1.14. The Grounds on Which an Argument is Based
The same effect is produced by piling up facts in a climax after the manner of Epicharmus. The reason is partly the same as in the case of division (for combination too makes the impression of great superiority), and partly that the original thing appears to be the cause and origin of important results. And since a thing is better when it is harder or rarer than other things, its superiority may be due to seasons, ages, places, times, or one’s natural powers. When a man accomplishes something beyond his natural power, or beyond his years, or beyond the measure of people like him, or in a special way, or at a special place or time, his deed will have a high degree of nobleness, goodness, and justice, or of their opposites. Hence the epigram on the victor at the Olympic games:
In time past, bearing a yoke on my shoulders, of wood unshaven,
I carried my loads of fish from Argos to Tegea town.
So Iphicrates used to extol himself by describing the low estate from which he had risen. Again, what is natural is better than what is acquired, since it is harder to come by. Hence the words of Homer:
I have learnt from none but myself.
And the best part of a good thing is particularly good; as when Pericles in his funeral oration said that the country’s loss of its young men in battle was “as if the spring were taken out of the year.” So with those things which are of service when the need is pressing, for example, in old age and times of sickness. And of two things that which leads more directly to the end in view is the better. So too is that which is better for people generally as well as for a particular individual.
Again, what can be got is better than what cannot, for it is good in a given case and the other thing is not. And what is at the end of life is better than what is not, since those things are ends in a greater degree which are nearer the end. What aims at reality is better than what aims at appearance.
We may define what aims at appearance as what a man will not choose if nobody is to know of his having it. This would seem to show that to receive benefits is more desirable than to confer them, since a man will choose the former even if nobody is to know of it, but it is not the general view that he will choose the latter if nobody knows of it.
What a man wants to be is better than what a man wants to seem, for in aiming at that he is aiming more at reality. Hence men say that justice is of small value, since it is more desirable to seem just than to be just, whereas with health it is not so. That is better than other things which is more useful than they are for a number of different purposes; for example, that which promotes life, good life, pleasure, and noble conduct. For this reason wealth and health are commonly thought to be of the highest value, as possessing all these advantages.
Again, that is better than other things which is accompanied both with less pain and with actual pleasure. For here there is more than one advantage, and so here we have the good of feeling pleasure, and also the good of not feeling pain. And of two good things that is the better whose addition to a third thing makes a better whole than the addition of the other to the same thing will make.

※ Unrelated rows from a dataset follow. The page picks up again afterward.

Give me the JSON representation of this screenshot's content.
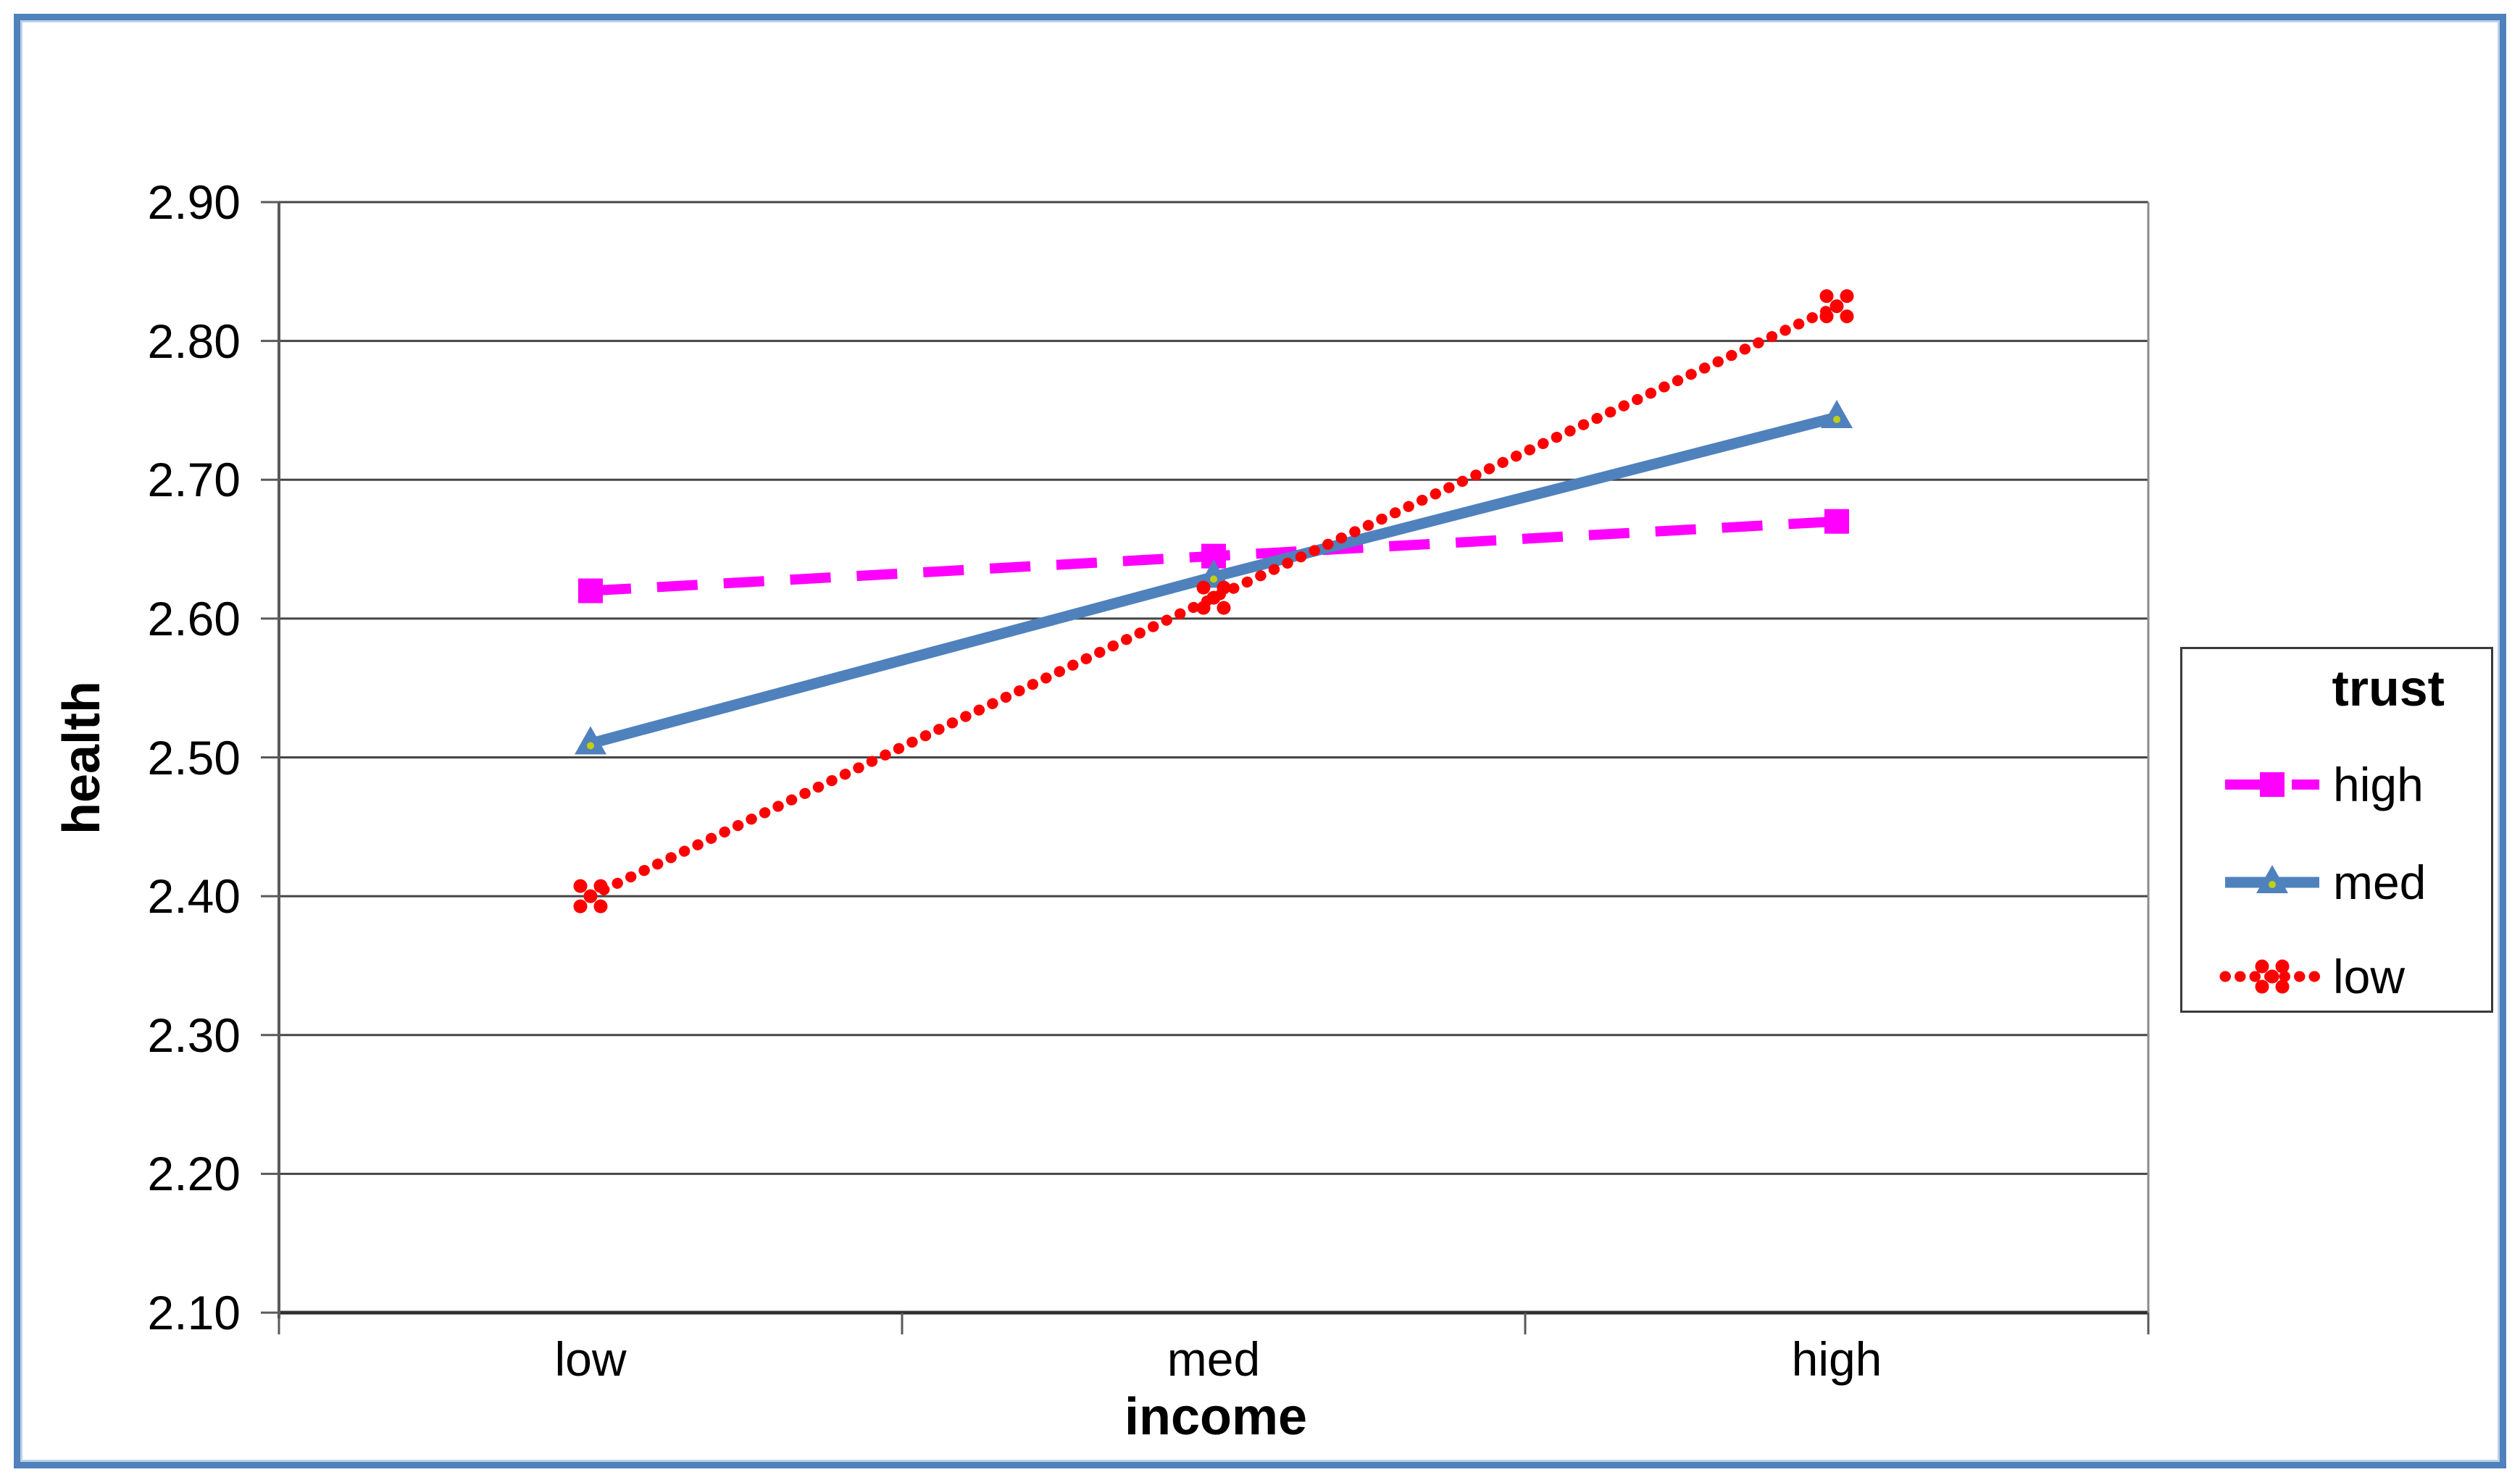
{
  "page": {
    "background": "#ffffff",
    "frame_color": "#4f81bd",
    "frame_inner_color": "#bdd2e8"
  },
  "chart_data": {
    "type": "line",
    "title": "",
    "xlabel": "income",
    "ylabel": "health",
    "categories": [
      "low",
      "med",
      "high"
    ],
    "series": [
      {
        "name": "high",
        "color": "#ff00ff",
        "line_style": "dashed",
        "marker": "square",
        "values": [
          2.62,
          2.645,
          2.67
        ]
      },
      {
        "name": "med",
        "color": "#4f81bd",
        "line_style": "solid",
        "marker": "triangle",
        "marker_center_dot": "#c3cf10",
        "values": [
          2.51,
          2.63,
          2.745
        ]
      },
      {
        "name": "low",
        "color": "#ff0000",
        "line_style": "dotted",
        "marker": "x",
        "values": [
          2.4,
          2.615,
          2.825
        ]
      }
    ],
    "ylim": [
      2.1,
      2.9
    ],
    "ytick_step": 0.1,
    "ytick_labels": [
      "2.90",
      "2.80",
      "2.70",
      "2.60",
      "2.50",
      "2.40",
      "2.30",
      "2.20",
      "2.10"
    ],
    "legend_title": "trust",
    "legend_position": "right",
    "grid": true,
    "grid_color": "#454545",
    "axis_line_color": "#5a5a5a",
    "plot_right_border_color": "#8c8c8c",
    "tick_color": "#5a5a5a"
  }
}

Again, those things which we are seen to possess are better than those which we are not seen to possess, since the former have the air of reality. Hence wealth may be regarded as a greater good if its existence is known to others. That which is dearly prized is better than what is not—the sort of thing that some people have only one of, though others have more like it. Accordingly, blinding a one-eyed man inflicts worse injury than half-blinding a man with two eyes, for the one-eyed man has been robbed of what he dearly prized.
The grounds on which we must base our arguments, when we are speaking for or against a proposal, have now been set forth more or less completely.